8 Celebrities Who Won’t Make Any Other Year End Lists Besides This One
There are a lot of lists floating around this time of year. Best movies, best music, best celebrities, best outfits, best hit-and-runs performed by former child stars etc. And we see the same names mentioned on these lists over and over and over again. We get it. Frank Ocean put out a groundbreaking album, Jennifer Lawrence shined in her role in Silver Linings Playbook, Grant Bowler kept a straight face during the shooting of Liz & Dick. But what about all the celebrities who also did wonderful work this year but won't get recognized by any year end list?

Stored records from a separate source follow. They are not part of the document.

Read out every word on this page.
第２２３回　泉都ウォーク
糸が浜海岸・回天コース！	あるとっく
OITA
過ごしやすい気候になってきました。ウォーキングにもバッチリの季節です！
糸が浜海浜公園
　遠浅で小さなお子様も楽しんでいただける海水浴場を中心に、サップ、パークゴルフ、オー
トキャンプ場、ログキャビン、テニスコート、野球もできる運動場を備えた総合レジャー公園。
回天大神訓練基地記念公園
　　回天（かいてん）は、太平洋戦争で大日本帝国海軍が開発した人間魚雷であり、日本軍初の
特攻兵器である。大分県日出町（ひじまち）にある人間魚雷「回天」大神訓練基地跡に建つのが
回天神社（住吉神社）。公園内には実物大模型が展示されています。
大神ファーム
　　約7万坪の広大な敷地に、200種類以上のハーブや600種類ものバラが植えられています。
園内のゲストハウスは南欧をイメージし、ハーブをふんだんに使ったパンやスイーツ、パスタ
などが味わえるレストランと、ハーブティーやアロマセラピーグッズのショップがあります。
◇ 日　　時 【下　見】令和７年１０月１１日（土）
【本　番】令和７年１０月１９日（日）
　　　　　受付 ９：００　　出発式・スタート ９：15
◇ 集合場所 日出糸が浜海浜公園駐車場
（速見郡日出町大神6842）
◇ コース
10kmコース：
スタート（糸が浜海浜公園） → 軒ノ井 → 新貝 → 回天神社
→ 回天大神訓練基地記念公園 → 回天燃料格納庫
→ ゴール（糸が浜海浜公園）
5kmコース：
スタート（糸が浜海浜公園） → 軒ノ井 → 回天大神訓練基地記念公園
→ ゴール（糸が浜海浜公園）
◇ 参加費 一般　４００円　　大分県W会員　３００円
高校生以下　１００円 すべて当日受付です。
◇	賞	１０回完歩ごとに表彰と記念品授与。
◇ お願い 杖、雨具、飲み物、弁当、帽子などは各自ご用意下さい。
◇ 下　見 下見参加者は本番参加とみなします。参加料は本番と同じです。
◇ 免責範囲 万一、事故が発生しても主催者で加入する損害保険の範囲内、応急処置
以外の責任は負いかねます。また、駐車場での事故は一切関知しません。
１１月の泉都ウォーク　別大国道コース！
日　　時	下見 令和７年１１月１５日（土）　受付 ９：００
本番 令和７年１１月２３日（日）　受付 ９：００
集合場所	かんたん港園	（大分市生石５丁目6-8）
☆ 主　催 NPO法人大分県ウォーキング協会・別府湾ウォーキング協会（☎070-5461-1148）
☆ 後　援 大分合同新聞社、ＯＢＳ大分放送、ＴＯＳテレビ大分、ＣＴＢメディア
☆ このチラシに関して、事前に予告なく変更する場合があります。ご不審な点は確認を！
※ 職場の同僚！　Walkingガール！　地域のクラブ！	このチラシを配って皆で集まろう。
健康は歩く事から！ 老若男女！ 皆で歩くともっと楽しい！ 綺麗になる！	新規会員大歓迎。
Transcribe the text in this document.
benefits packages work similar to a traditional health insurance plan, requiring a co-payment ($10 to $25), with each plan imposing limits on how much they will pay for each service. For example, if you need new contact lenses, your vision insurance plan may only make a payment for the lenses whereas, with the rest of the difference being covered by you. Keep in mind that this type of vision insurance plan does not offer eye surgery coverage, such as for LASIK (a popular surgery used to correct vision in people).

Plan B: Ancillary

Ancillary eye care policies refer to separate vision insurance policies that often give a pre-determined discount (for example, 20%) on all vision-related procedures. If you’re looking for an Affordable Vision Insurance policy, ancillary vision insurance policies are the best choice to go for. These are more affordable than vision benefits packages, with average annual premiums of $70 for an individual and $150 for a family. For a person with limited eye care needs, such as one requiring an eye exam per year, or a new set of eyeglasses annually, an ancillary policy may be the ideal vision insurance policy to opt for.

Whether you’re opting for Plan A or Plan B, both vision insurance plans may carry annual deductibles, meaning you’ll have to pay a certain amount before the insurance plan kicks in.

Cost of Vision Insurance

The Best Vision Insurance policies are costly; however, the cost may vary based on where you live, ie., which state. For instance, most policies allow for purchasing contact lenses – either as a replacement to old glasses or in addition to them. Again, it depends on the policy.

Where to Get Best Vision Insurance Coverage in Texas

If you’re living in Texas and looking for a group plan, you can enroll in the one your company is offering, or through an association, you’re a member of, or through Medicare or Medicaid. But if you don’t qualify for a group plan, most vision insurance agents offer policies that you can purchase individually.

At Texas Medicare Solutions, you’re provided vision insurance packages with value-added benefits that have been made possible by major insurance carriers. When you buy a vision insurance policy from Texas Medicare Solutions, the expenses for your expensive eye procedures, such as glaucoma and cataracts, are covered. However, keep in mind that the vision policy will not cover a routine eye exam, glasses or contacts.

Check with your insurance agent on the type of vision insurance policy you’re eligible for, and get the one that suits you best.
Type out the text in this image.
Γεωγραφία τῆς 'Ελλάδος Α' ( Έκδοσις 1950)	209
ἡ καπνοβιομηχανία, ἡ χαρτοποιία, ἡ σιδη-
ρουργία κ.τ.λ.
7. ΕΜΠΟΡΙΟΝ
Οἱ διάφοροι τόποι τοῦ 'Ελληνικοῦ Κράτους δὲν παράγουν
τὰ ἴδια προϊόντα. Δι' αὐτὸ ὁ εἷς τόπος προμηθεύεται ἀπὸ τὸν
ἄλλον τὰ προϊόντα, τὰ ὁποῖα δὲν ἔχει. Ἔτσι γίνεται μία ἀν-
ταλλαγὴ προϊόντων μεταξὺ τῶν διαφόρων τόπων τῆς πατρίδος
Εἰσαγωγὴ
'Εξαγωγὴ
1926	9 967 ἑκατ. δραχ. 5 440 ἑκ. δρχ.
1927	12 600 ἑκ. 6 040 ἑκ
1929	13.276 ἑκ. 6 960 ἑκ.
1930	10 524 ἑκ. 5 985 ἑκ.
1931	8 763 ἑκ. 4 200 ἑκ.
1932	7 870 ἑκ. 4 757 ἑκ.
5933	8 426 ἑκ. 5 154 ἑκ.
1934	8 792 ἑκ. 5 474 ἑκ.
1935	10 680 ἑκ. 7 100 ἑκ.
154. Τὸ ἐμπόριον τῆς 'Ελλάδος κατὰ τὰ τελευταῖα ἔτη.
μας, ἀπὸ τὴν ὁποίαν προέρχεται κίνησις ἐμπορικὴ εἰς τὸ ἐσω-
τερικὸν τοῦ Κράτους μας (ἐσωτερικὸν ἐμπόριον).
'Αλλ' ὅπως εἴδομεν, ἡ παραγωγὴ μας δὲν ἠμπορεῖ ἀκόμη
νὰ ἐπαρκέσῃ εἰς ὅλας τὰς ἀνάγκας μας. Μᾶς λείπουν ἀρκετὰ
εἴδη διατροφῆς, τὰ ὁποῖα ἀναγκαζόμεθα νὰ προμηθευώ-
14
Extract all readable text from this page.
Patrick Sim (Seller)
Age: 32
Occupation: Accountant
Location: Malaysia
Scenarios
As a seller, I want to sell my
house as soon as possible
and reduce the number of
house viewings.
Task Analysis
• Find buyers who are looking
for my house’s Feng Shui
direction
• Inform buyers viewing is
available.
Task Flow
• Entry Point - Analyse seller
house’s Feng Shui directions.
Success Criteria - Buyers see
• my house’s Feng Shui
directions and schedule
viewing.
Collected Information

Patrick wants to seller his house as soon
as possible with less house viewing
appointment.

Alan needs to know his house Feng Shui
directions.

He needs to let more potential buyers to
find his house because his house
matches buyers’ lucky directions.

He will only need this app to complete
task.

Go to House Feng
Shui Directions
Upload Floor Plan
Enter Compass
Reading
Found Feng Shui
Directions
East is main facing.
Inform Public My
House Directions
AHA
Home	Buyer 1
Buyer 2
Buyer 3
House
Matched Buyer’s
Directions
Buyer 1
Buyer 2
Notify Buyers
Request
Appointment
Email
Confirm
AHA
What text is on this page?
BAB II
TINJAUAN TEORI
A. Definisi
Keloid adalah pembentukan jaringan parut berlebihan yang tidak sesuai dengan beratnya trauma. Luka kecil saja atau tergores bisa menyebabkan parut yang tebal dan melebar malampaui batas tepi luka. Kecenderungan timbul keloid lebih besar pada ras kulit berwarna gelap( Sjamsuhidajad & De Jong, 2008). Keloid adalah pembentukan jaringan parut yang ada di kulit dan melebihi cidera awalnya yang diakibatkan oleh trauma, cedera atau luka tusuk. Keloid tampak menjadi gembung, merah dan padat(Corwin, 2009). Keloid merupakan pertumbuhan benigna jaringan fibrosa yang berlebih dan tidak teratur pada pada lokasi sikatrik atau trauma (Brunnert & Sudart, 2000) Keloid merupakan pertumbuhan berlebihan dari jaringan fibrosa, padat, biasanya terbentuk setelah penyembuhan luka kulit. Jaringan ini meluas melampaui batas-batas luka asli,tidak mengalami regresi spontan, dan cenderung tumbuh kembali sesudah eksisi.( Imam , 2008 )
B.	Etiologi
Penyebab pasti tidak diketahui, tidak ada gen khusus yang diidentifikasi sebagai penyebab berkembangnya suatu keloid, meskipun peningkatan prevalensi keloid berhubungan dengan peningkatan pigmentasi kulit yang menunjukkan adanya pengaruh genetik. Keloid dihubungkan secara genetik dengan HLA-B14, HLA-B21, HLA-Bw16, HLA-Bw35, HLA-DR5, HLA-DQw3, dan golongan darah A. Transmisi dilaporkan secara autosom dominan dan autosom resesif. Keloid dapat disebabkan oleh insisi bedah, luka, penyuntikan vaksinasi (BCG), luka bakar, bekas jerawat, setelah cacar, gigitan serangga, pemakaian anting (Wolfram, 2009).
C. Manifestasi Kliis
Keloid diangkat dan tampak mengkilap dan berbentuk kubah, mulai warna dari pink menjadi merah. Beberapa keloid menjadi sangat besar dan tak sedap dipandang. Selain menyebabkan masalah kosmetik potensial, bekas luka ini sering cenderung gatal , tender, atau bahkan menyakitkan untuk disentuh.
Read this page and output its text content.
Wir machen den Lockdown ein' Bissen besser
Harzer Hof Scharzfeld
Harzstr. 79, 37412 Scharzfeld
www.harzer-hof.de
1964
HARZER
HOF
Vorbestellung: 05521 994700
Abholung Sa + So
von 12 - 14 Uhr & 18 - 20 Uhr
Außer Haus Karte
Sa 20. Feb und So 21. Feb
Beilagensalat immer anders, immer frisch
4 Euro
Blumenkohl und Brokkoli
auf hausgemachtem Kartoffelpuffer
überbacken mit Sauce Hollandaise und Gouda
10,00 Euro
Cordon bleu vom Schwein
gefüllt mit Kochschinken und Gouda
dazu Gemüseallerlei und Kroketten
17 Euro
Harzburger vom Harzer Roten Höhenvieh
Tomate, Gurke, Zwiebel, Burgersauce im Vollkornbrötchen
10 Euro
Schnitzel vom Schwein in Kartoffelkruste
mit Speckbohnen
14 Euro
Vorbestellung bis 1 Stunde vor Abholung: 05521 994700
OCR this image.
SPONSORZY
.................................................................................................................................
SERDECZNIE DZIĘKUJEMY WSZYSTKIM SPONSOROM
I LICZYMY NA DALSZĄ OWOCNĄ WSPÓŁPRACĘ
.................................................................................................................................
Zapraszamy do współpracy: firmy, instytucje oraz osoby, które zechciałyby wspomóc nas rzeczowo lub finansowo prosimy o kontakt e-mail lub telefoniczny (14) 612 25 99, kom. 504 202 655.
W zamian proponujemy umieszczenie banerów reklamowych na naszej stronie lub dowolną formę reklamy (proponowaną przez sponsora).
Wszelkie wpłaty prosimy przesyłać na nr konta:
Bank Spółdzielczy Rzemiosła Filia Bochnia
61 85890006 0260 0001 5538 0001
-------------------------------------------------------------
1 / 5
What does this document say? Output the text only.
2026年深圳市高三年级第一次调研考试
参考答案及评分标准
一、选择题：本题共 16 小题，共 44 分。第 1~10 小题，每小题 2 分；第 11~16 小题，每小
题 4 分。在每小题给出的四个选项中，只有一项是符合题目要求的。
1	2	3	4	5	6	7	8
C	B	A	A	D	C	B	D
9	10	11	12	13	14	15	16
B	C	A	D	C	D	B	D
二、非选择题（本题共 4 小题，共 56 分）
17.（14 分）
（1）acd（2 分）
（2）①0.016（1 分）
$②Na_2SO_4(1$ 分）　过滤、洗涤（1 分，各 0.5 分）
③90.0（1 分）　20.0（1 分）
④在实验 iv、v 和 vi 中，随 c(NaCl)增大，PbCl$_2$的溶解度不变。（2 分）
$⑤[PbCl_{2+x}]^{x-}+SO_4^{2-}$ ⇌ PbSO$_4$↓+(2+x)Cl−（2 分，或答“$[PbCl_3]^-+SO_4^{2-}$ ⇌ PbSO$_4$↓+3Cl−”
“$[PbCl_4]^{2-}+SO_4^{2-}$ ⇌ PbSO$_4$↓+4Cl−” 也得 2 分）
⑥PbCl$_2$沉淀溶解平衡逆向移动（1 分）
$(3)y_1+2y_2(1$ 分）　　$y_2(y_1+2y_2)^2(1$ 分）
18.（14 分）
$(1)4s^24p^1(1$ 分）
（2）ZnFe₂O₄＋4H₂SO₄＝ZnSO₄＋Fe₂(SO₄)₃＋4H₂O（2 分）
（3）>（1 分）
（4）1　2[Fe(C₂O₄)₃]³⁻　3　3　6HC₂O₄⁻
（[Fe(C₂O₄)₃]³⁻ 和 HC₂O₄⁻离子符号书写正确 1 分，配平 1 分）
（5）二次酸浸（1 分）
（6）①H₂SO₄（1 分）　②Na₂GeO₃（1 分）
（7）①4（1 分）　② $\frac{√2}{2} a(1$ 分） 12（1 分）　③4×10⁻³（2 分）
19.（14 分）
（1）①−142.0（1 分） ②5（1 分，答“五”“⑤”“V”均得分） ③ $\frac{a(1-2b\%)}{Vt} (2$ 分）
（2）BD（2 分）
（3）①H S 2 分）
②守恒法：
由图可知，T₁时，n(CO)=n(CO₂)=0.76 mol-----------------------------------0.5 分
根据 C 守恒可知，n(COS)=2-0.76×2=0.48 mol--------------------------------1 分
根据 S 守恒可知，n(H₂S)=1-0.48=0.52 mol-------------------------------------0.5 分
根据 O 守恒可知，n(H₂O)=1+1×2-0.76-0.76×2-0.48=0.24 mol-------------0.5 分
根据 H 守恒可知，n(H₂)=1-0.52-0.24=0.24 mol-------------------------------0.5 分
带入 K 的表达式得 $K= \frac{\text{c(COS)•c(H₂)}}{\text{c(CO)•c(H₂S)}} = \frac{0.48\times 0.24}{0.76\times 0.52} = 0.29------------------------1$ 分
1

Celebrities like Jessica Simpson who gave birth after the longest gestation period in recorded history. Or the third Hemsworth brother who never gets credit for having two very good-looking brothers. These are people who deserve our accolades too. And that's why today we're introducing the first ever Crushable Celebrity Pity List — celebrating everyone who's done something this year that didn't result in them getting arrested.
In a place as twisted as Hollywood, that's an impressive achievement in itself.
Guys, Ke$ha wrote a book this year. This is phenomenal news. Not only does this point to her possibly being able to write, but it's also a sign she's maybe also able to read. Tik-tok indeed Ke$ha, tik-tok indeed.
May you publicly pee in the streets even more times in 2013!
2. Hilary Duff
Not only does Hilary Duff's mere existence fulfill our constant need for childhood nostalgia, but she gave birth to the cutest child this year. Seriously I could eat little Luca Comrie up, and I don't even like that expression. In fact, I'll go as far to bet my bottom dollar that he'll be baby modeling faster than his Auntie Haylie Duff can get another Lifetime movie gig.
3. The Cast of Breaking Amish
These five crazy kids (grown adults) fucking broke Amish this year. Do you know how hard it is to leave your family behind and star on a reality show that will inevitably reveal all your darkest secrets. Throughout the series run, we learned a valuable lesson about family, paternity testing and why you should delete your Facebook before starring on a reality show.
4. Charlie Sheen
Never did I ever think I'd put him on a list celebrating the best this country has to offer. But here he is, clocking in at number four. Mostly because he's trying to help out other crazy people before they end up turning into him. Namely Lindsay Lohan. The star-who-is-somehow-still-starring-on-a-tv-show loaned the broke actress money to repay her debt.
Sure this wasn't a sound financial decision, but I kinda like the idea of Charlie Sheen running a rogue charity for troubled starlets. Takes one to know one, eh?